Birisi ilk dokunuşta feryad eder. Birisi bıçak derinlere iner farkında olmaz, birisi de bıçak kemiğe dayanınca uyanır.”
Hoca sosyal sorunlar karşısındaki duyarlılık farkını anlatmıştı. Müslümanların duyarlılık farkını.
Mehmet Akif Safahat’ta Müslümanlardaki bu duyarlılık zaafını “Köylünün başına tokmakla vurursun, komşu köyde düğün var, davul çalınıyor zanneder” diye anlatmıştı.
Kurt ile eşeğin hikayesinde ise çok daha sert bir tokat vurmuştu yüzlere…

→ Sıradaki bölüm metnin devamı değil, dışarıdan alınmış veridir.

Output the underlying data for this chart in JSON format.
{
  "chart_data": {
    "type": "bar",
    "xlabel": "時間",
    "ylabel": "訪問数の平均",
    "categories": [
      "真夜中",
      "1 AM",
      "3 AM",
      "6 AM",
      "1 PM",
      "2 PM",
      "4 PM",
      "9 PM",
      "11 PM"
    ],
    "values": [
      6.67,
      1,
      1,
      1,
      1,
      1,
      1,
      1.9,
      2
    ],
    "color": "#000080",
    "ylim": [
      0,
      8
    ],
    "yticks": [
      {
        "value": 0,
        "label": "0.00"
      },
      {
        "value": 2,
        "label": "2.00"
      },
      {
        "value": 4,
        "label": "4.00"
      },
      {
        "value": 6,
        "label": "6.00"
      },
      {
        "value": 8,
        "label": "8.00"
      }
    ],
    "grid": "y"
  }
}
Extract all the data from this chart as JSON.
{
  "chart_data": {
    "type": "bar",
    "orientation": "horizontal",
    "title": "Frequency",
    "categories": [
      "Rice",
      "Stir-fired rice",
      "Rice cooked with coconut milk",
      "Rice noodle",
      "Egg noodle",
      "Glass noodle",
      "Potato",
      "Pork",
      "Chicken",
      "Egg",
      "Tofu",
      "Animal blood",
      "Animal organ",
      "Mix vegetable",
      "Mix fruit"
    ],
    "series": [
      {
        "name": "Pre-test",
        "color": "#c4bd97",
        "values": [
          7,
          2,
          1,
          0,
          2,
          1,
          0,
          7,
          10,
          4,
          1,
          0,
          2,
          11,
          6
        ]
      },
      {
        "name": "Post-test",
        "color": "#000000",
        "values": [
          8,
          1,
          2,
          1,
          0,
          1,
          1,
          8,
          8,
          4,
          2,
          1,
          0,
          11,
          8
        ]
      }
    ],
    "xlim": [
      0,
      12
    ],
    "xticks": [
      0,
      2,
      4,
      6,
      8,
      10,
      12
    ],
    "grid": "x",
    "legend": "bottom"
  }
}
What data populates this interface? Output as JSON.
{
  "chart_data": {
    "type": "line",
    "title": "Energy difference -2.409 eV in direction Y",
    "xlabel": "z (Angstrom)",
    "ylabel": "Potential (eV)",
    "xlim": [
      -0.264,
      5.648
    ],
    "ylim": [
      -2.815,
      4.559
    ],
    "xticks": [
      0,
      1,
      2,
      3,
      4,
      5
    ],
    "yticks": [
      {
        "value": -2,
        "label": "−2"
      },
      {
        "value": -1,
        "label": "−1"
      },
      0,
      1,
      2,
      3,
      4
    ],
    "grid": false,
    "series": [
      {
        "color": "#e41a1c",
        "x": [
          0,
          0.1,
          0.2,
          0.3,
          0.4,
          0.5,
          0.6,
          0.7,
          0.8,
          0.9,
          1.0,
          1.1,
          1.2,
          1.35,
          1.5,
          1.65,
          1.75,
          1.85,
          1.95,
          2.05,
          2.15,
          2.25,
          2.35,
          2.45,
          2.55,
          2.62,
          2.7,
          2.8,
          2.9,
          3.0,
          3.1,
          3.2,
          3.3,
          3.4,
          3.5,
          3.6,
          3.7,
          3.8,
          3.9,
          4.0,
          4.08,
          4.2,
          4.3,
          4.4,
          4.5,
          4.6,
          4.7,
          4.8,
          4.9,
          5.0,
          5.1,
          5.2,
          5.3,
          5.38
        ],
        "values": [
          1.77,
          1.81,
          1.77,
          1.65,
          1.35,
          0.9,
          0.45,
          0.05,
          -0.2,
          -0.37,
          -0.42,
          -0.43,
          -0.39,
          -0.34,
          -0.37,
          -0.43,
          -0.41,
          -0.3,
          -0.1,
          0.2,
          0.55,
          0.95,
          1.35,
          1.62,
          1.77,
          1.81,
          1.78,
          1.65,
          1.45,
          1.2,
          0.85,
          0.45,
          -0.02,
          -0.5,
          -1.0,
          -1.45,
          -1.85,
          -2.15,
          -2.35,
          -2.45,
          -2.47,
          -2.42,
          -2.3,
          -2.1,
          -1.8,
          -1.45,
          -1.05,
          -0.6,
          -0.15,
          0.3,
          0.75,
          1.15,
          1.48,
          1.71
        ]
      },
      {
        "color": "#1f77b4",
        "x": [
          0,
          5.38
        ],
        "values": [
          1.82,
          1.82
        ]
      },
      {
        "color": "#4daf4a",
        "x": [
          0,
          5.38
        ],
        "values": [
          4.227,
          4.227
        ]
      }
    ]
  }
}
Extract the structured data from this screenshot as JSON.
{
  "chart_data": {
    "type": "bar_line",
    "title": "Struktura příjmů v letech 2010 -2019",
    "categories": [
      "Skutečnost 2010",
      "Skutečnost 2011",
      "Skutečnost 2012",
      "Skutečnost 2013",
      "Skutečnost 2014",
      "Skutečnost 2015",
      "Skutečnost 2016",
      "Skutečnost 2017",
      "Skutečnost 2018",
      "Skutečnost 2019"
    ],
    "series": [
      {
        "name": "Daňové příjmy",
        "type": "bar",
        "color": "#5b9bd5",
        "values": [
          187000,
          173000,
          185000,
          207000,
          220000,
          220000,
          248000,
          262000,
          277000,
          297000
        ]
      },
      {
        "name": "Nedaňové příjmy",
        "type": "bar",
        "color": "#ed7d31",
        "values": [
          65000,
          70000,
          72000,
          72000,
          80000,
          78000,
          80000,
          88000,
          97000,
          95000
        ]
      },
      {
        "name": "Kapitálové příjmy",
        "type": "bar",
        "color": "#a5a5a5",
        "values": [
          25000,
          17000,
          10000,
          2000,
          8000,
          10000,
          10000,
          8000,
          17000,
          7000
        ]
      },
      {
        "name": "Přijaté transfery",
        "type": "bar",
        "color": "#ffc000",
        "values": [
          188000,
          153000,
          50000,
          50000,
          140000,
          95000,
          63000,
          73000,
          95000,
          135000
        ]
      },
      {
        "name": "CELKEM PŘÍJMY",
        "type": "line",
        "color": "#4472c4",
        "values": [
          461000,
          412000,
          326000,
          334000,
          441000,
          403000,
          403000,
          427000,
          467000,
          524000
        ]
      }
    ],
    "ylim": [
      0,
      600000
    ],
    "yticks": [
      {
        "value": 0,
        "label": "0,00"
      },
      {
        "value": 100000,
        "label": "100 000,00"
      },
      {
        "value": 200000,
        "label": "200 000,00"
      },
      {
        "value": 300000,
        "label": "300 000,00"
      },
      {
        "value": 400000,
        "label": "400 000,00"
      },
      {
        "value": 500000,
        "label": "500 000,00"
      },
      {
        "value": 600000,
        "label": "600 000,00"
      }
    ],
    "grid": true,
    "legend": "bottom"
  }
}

“Kurt uzaklardan bakar, dalgın görürmüş merkebi. Saldırırmış ansızın, yaydan boşanmış ok gibi.
Lakin aşk olsun ki, aldırmaz otlarmış eşek, Sanki tavşanmış gelen yahut kılıksız köstebek!
Kâr sayarmış bir tutam ot fazla olsun yutmayı. Hasmı, derken, çullanırmış yutmadan son lokmayı!
Bir hakikattir bu, şaşmaz, bildiğin üsluba sok: Hâlimiz merkeple kurdun aynı, asla farkı yok.